I was trying out this explanation just to hear how it sounded. It sounded a lot better than saying Jérôme’s father killed someone. That never plays well.

‘I’m going back there this afternoon. I’ve returned to Jumby Bay to settle my bill and fetch my bags. Barca are sending a jet for us. To Pointe-à-Pitre.’

‘They must be pleased.’

In truth ‘pleased’ hardly covered it. Jacint Grangel had been ecstatic.

‘I knew you were the man to find him, Scott,’ he’d said when I called him from the hotel in Le Gosier the previous night. ‘This is fantastic news. And very timely. We have weeks to get him fit for el clásico . Oriel is going to be delighted. And Luis. As for Ahmed, well, he had his doubts that you could pull this off. I’m really going to enjoy watching him hand you a cheque for three million euros. But is he fit? Is he all right? And where the hell are you? I’ve called you several times.’

‘Just charter a private jet. And send it to Guadeloupe as soon as possible.
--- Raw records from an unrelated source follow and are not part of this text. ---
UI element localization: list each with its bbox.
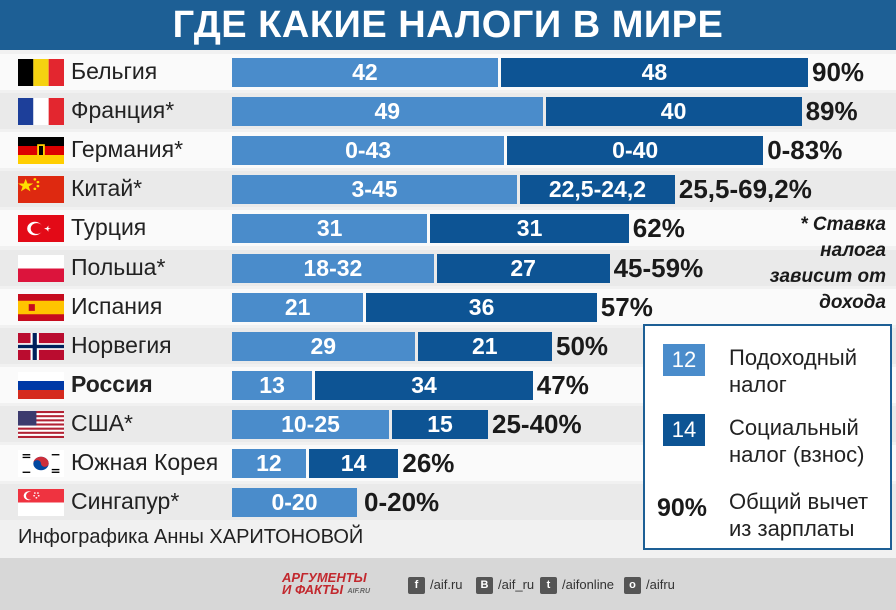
twitter-icon: t [540,577,557,595]
chart-row: США* 10-25 15 25-40% [0,405,896,444]
turkey-flag-icon [18,215,64,243]
total-label: 90% [812,57,865,87]
country-label: Испания [71,292,163,319]
facebook-icon: f [408,577,425,595]
france-flag-icon [18,98,64,126]
spain-flag-icon [18,293,64,321]
social-text-twitter: /aifonline [562,577,615,592]
bar-income: 29 [232,331,415,361]
country-label: Польша* [71,253,166,280]
social-link-twitter[interactable]: t/aifonline [540,576,615,595]
legend-label-total: Общий вычет из зарплаты [729,489,869,541]
norway-flag-icon [18,332,64,360]
logo-line-2: И ФАКТЫ [282,582,344,597]
legend-swatch-income: 12 [663,344,705,376]
country-label: Сингапур* [71,488,180,515]
chart-row: Испания 21 36 57% [0,288,896,327]
country-label: Норвегия [71,331,172,358]
bar-income: 0-20 [232,488,357,518]
germany-flag-icon [18,137,64,165]
bar-income: 3-45 [232,175,517,205]
chart-row: Германия* 0-43 0-40 0-83% [0,131,896,170]
russia-flag-icon [18,371,64,399]
bar-social: 22,5-24,2 [520,175,675,205]
total-label: 0-20% [364,487,440,518]
country-label: Турция [71,214,147,241]
social-text-facebook: /aif.ru [430,577,463,592]
usa-flag-icon [18,410,64,438]
legend-sample-total: 90% [657,494,708,522]
social-text-vk: /aif_ru [498,577,535,592]
country-label: США* [71,409,133,436]
total-label: 47% [536,369,589,400]
total-label: 50% [556,330,609,361]
chart-row: Бельгия 42 48 90% [0,53,896,92]
vk-icon: B [476,577,493,595]
total-label: 45-59% [613,252,704,283]
bar-income: 10-25 [232,409,389,439]
bar-social: 15 [392,409,488,439]
legend-swatch-social: 14 [663,414,705,446]
country-label: Южная Корея [71,449,219,475]
chart-title: ГДЕ КАКИЕ НАЛОГИ В МИРЕ [172,4,724,46]
bar-income: 12 [232,449,306,478]
bar-social: 14 [308,449,399,478]
chart-row: Китай* 3-45 22,5-24,2 25,5-69,2% [0,170,896,209]
bar-social: 27 [436,253,610,283]
bar-income: 42 [232,58,498,87]
chart-row: Польша* 18-32 27 45-59% [0,249,896,288]
china-flag-icon [18,176,64,204]
bar-social: 31 [430,214,629,244]
legend-label-income: Подоходный налог [729,345,857,397]
total-label: 62% [632,213,685,244]
bar-social: 21 [417,331,552,361]
chart-row: Франция* 49 40 89% [0,92,896,131]
country-label: Франция* [71,97,175,124]
belgium-flag-icon [18,59,64,86]
country-label: Китай* [71,175,143,202]
social-link-vk[interactable]: B/aif_ru [476,576,535,595]
bar-social: 48 [500,58,808,87]
logo-site: AIF.RU [347,588,370,595]
social-link-facebook[interactable]: f/aif.ru [408,576,463,595]
legend: 12 Подоходный налог 14 Социальный налог … [643,324,892,550]
bar-income: 49 [232,97,543,127]
bar-income: 13 [232,370,313,400]
total-label: 0-83% [767,135,843,166]
total-label: 25-40% [492,408,582,439]
bar-social: 0-40 [507,136,764,166]
odnoklassniki-icon: o [624,577,641,595]
country-label: Бельгия [71,58,158,84]
header: ГДЕ КАКИЕ НАЛОГИ В МИРЕ [0,0,896,50]
total-label: 89% [805,96,858,127]
credit: Инфографика Анны ХАРИТОНОВОЙ [18,526,364,548]
social-text-odnoklassniki: /aifru [646,577,675,592]
social-link-odnoklassniki[interactable]: o/aifru [624,576,675,595]
total-label: 25,5-69,2% [678,174,812,205]
footnote: * Ставка налога зависит от дохода [769,214,886,313]
bar-income: 0-43 [232,136,505,166]
south-korea-flag-icon [18,450,64,477]
bar-income: 18-32 [232,253,434,283]
total-label: 26% [402,448,455,478]
total-label: 57% [600,291,653,322]
legend-label-social: Социальный налог (взнос) [729,415,865,467]
bar-social: 34 [315,370,533,400]
poland-flag-icon [18,254,64,282]
country-label: Россия [71,370,153,397]
singapore-flag-icon [18,489,64,517]
logo-line-1: АРГУМЕНТЫ [282,570,367,585]
bar-social: 36 [366,292,597,322]
footer: АРГУМЕНТЫ И ФАКТЫ AIF.RU f/aif.ru B/aif_… [0,558,896,610]
bar-social: 40 [545,97,802,127]
country-label: Германия* [71,136,184,163]
bar-income: 21 [232,292,364,322]
aif-logo[interactable]: АРГУМЕНТЫ И ФАКТЫ AIF.RU [282,570,370,598]
chart-row: Турция 31 31 62% [0,209,896,248]
bar-income: 31 [232,214,428,244]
There’s a company in England I use sometimes called PrivateFly. They’re pretty good. It’s a little complicated so if you don’t mind, Jacint, I’ll explain everything in an email.’
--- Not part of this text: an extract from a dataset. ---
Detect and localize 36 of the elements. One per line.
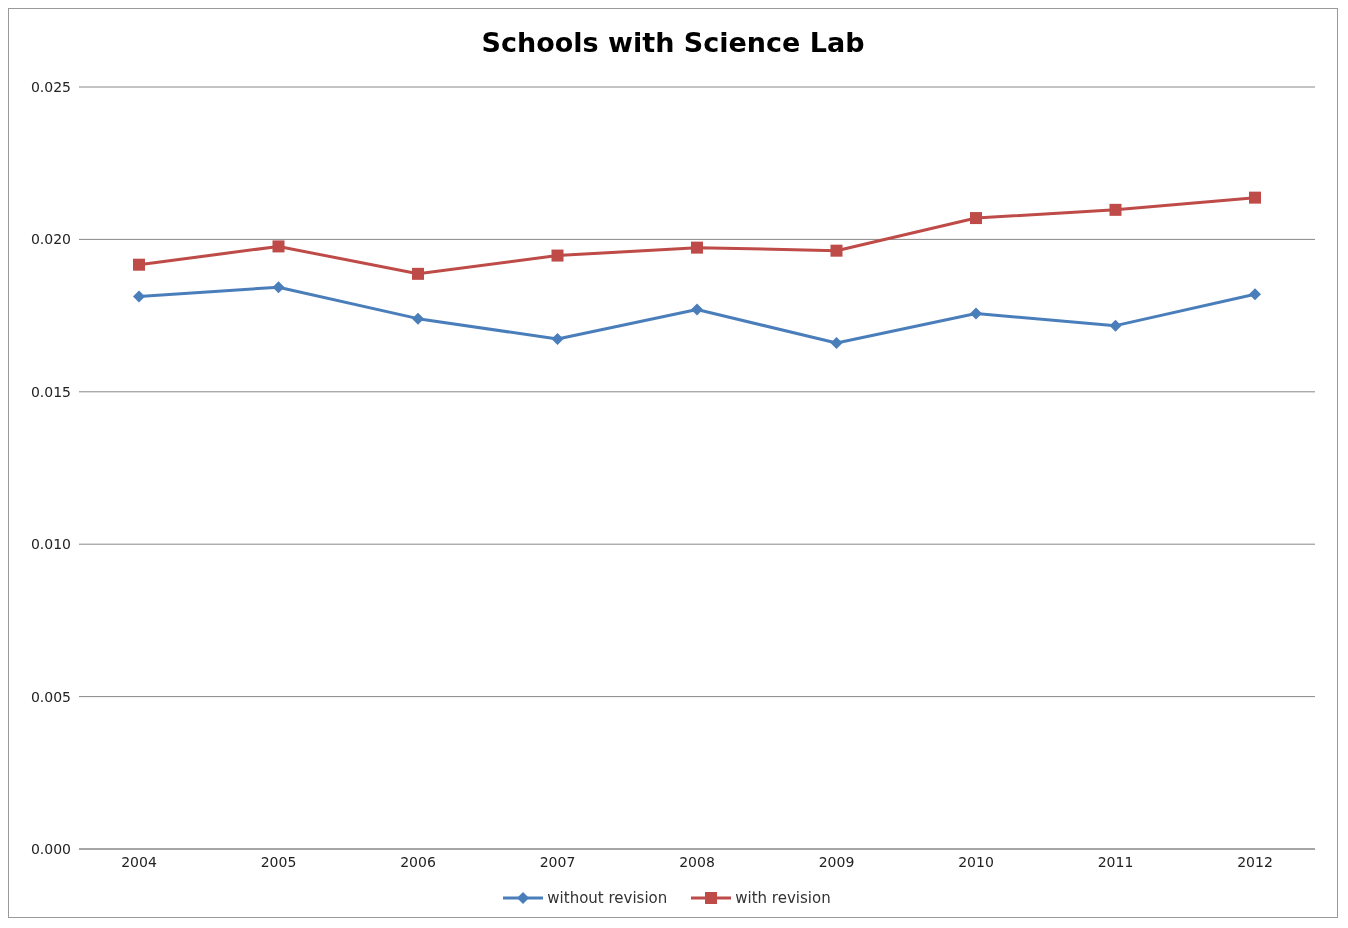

‘Sure. I can’t wait to read it. Will you please copy it to Paolo Gentile? I think he’s phoned me every day since you left Paris. Have I heard anything? What’s happening? Would I be sure to call him back the minute I had any news? He said you’d ignored all his texts. If it comes to that you’ve ignored mine as well.’
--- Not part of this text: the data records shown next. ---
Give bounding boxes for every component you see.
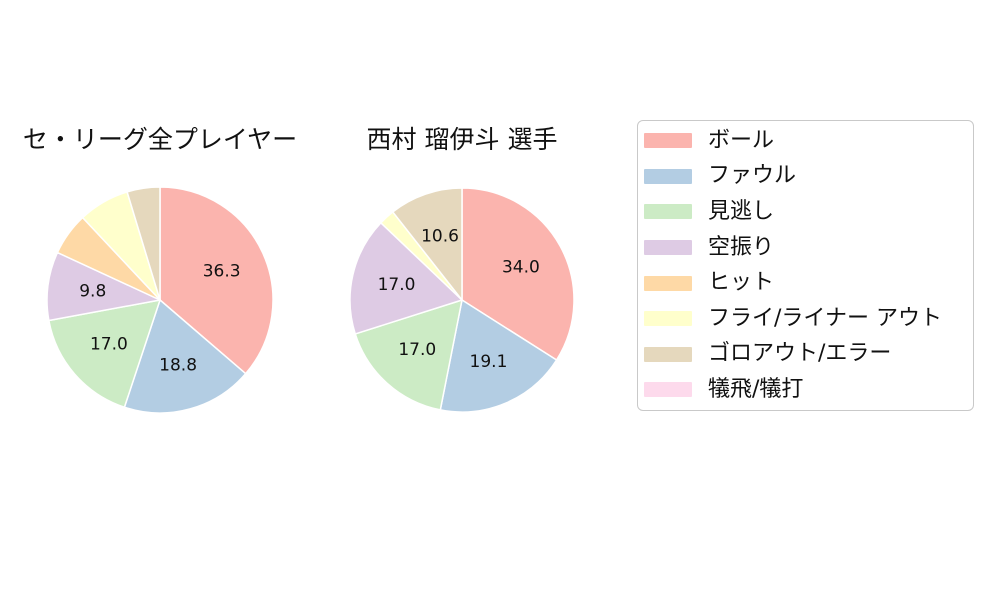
legend-item-hit: ヒット bbox=[638, 265, 973, 301]
pie-slice-label-called-strike: 17.0 bbox=[90, 335, 128, 355]
legend-item-label: ヒット bbox=[708, 270, 775, 296]
legend-item-sac-fly-bunt: 犠飛/犠打 bbox=[638, 372, 973, 408]
legend-item-called-strike: 見逃し bbox=[638, 194, 973, 230]
legend-item-label: 犠飛/犠打 bbox=[708, 376, 804, 402]
legend-item-label: ボール bbox=[708, 127, 775, 153]
pie-slice-label-groundout-error: 10.6 bbox=[421, 226, 459, 246]
legend: ボールファウル見逃し空振りヒットフライ/ライナー アウト ゴロアウト/エラー 犠飛/… bbox=[637, 120, 974, 411]
pie-slice-groundout-error bbox=[392, 187, 463, 301]
legend-item-foul: ファウル bbox=[638, 159, 973, 195]
pie-slice-swinging-strike bbox=[349, 222, 463, 335]
pie-title-right: 西村 瑠伊斗 選手 bbox=[366, 125, 558, 154]
legend-swatch-sac-fly-bunt bbox=[644, 382, 692, 398]
legend-item-label: ファウル bbox=[708, 163, 797, 189]
pie-chart-left: 36.3 18.8 17.0 9.8 bbox=[46, 186, 274, 414]
legend-swatch-foul bbox=[644, 168, 692, 184]
pie-chart-right: 34.0 19.1 17.0 17.0 10.6 bbox=[349, 187, 575, 413]
pie-slice-foul bbox=[123, 299, 247, 414]
pie-slice-foul bbox=[439, 299, 558, 413]
pie-slice-label-ball: 36.3 bbox=[203, 262, 241, 282]
pie-slice-called-strike bbox=[48, 299, 161, 408]
pie-slice-label-foul: 18.8 bbox=[159, 355, 197, 375]
legend-item-label: 見逃し bbox=[708, 198, 775, 224]
legend-item-label: ゴロアウト/エラー bbox=[708, 341, 892, 367]
legend-swatch-swinging-strike bbox=[644, 240, 692, 256]
pie-slice-label-swinging-strike: 17.0 bbox=[378, 275, 416, 295]
legend-swatch-fly-liner-out bbox=[644, 311, 692, 327]
legend-item-fly-liner-out: フライ/ライナー アウト bbox=[638, 301, 973, 337]
legend-item-ball: ボール bbox=[638, 123, 973, 159]
pie-slice-ball bbox=[159, 186, 274, 375]
legend-swatch-called-strike bbox=[644, 204, 692, 220]
legend-swatch-groundout-error bbox=[644, 346, 692, 362]
pie-slice-label-ball: 34.0 bbox=[502, 258, 540, 278]
legend-item-swinging-strike: 空振り bbox=[638, 230, 973, 266]
legend-swatch-hit bbox=[644, 275, 692, 291]
legend-swatch-ball bbox=[644, 133, 692, 149]
pie-title-left: セ・リーグ全プレイヤー bbox=[22, 125, 298, 154]
legend-item-label: 空振り bbox=[708, 234, 775, 260]
pie-slice-label-swinging-strike: 9.8 bbox=[79, 282, 106, 302]
legend-item-label: フライ/ライナー アウト bbox=[708, 305, 942, 331]
pie-slice-label-called-strike: 17.0 bbox=[398, 340, 436, 360]
pie-slice-called-strike bbox=[354, 299, 463, 411]
pie-slice-label-foul: 19.1 bbox=[470, 352, 508, 372]
pie-slice-groundout-error bbox=[126, 186, 161, 301]
legend-item-groundout-error: ゴロアウト/エラー bbox=[638, 337, 973, 373]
‘Mobile reception isn’t so good on Guadeloupe. Nor is the food. The food is lousy. As a matter of fact, nothing is very good. Except the weather, of course. No complaints about that.’

‘It’s better than here, I can assure you. It’s been cold in Barcelona. We’ve even had some snow in the mountains above Tibidabo.’

I was going to miss the weather, but probably not much else. I wasn’t looking forward to meeting the FA, but I was very much looking forward to getting back home to London and seeing Arsenal at home to London City — although that was going to be a difficult match for me to watch. Who was I going to support? The last time I’d seen the two in action against each other I’d favoured the Gooners, only because I’d once played for them and because I was still angry with Viktor Sokolnikov; but time had softened my anger, not to mention my principles. I missed the team. I missed them more than ever I could have admitted to almost anyone.